En un reciente artículo titulado "¿Tenemos que volver a pelear la lucha por la Ilustración?" (La Jornada 23-1-05), Salman Rushdie, actual presidente del PEN Internacional, escribió refiriéndose a la libertad de pensamiento:

"En el momento en que se dice que cualquier sistema de ideas es sagrado, ya sea dentro de un sistema de fe o una ideología laica; desde el momento en que se declara que un conjunto de ideas debe ser inmune a la crítica, la sátira, el desacuerdo o el desprecio, la libertad de pensamiento se vuelve imposible."

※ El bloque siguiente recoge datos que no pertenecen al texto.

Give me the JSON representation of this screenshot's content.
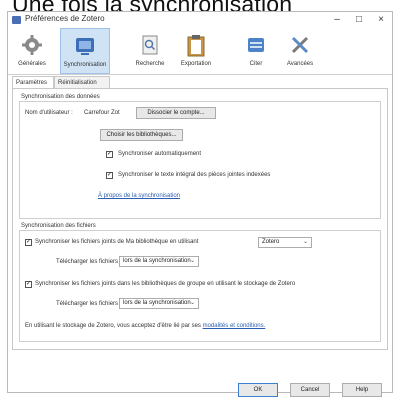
{
  "caption": "Une fois la synchronisation",
  "window": {
    "title": "Préférences de Zotero",
    "controls": {
      "minimize": "–",
      "maximize": "□",
      "close": "×"
    }
  },
  "toolbar": [
    {
      "label": "Générales",
      "icon": "gear-icon"
    },
    {
      "label": "Synchronisation",
      "icon": "sync-icon",
      "active": true
    },
    {
      "label": "Recherche",
      "icon": "search-icon"
    },
    {
      "label": "Exportation",
      "icon": "clipboard-icon"
    },
    {
      "label": "Citer",
      "icon": "folder-icon"
    },
    {
      "label": "Avancées",
      "icon": "tools-icon"
    }
  ],
  "tabs": [
    {
      "label": "Paramètres",
      "active": true
    },
    {
      "label": "Réinitialisation"
    }
  ],
  "data_sync": {
    "title": "Synchronisation des données",
    "username_label": "Nom d'utilisateur :",
    "username_value": "Carrefour Zot",
    "unlink_button": "Dissocier le compte...",
    "choose_libraries_button": "Choisir les bibliothèques...",
    "auto_sync_label": "Synchroniser automatiquement",
    "auto_sync_checked": true,
    "fulltext_label": "Synchroniser le texte intégral des pièces jointes indexées",
    "fulltext_checked": true,
    "about_link": "À propos de la synchronisation"
  },
  "file_sync": {
    "title": "Synchronisation des fichiers",
    "my_library_label": "Synchroniser les fichiers joints de Ma bibliothèque en utilisant",
    "my_library_checked": true,
    "my_library_service": "Zotero",
    "download_label_1": "Télécharger les fichiers",
    "download_value_1": "lors de la synchronisation",
    "group_label": "Synchroniser les fichiers joints dans les bibliothèques de groupe en utilisant le stockage de Zotero",
    "group_checked": true,
    "download_label_2": "Télécharger les fichiers",
    "download_value_2": "lors de la synchronisation",
    "terms_prefix": "En utilisant le stockage de Zotero, vous acceptez d'être lié par ses",
    "terms_link": "modalités et conditions."
  },
  "footer": {
    "ok": "OK",
    "cancel": "Cancel",
    "help": "Help"
  }
}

Al mutilar el lenguaje desde una perspectiva censuradora, se mutila la capacidad humana de satirizar, de ejercer el desprecio y el sentido del humor, de expresar mentalidades tan variadas como la diversidad en nombre de la cual se quiere uniformizar el léxico reduciéndolo a una mínima expresión permitida por las buenas conciencias laceradas por la corrosiva emoción de la culpa. El racismo, el sexismo y el autoritarismo en general, sólo se podrán aliviar cuando un cambio social sacuda las estructuras que posibilitan tanto su ejercicio como la doble moral que pretende "remediarlos" con conductas aprendidas que sólo reprimen el síntoma pero que dejan intacta la raíz y causa del problema. La censura no puede ser condición del respeto mutuo. Debe serlo el ejercicio responsable de la libertad de expresión. Y esta responsabilidad es por fuerza crítica y plenamente conciente, o no es. El respeto hacia el prójimo sólo resultará de un cambio social radical y autónomo, con el que deberíamos comprometernos todos y el cual implica un proyecto económico que proporcione fuentes de trabajo para la ciudadanía en general y un Estado fuerte, eficiente y no corrupto. Jamás se logrará con parchados cosméticos que dejan intacto el problema estructural y que están diseñados únicamente para tapar las llagas culposas de las malas conciencias.

La interiorización inconsciente de la censura a estas alturas del intelicidio global perpetrado por los medios de comunicación transnacionales y el moralismo "políticamente correcto" de la cooperación internacional, hace que las buenas intenciones potenciadas por la soberbia moral y espiritual sucumban a la censura. Una censura amable, sonriente, velada y disfrazada de amor y solidaridad "de izquierda". La religiosidad de la "corrección política" empata así con las religiosidades que se apoyan en verdades reveladas porque todas apelan a mentalidades autoritarias e intolerantes que encuentran en la bienintencionada soberbia moral un efectivo estímulo para su irredenta vocación pater(mater)nalista, que cree tener siempre la razón y además la obligación de salvar a la inválida, perdón, discapacitada, humanidad de sus amadas cuanto irrenunciables pasiones.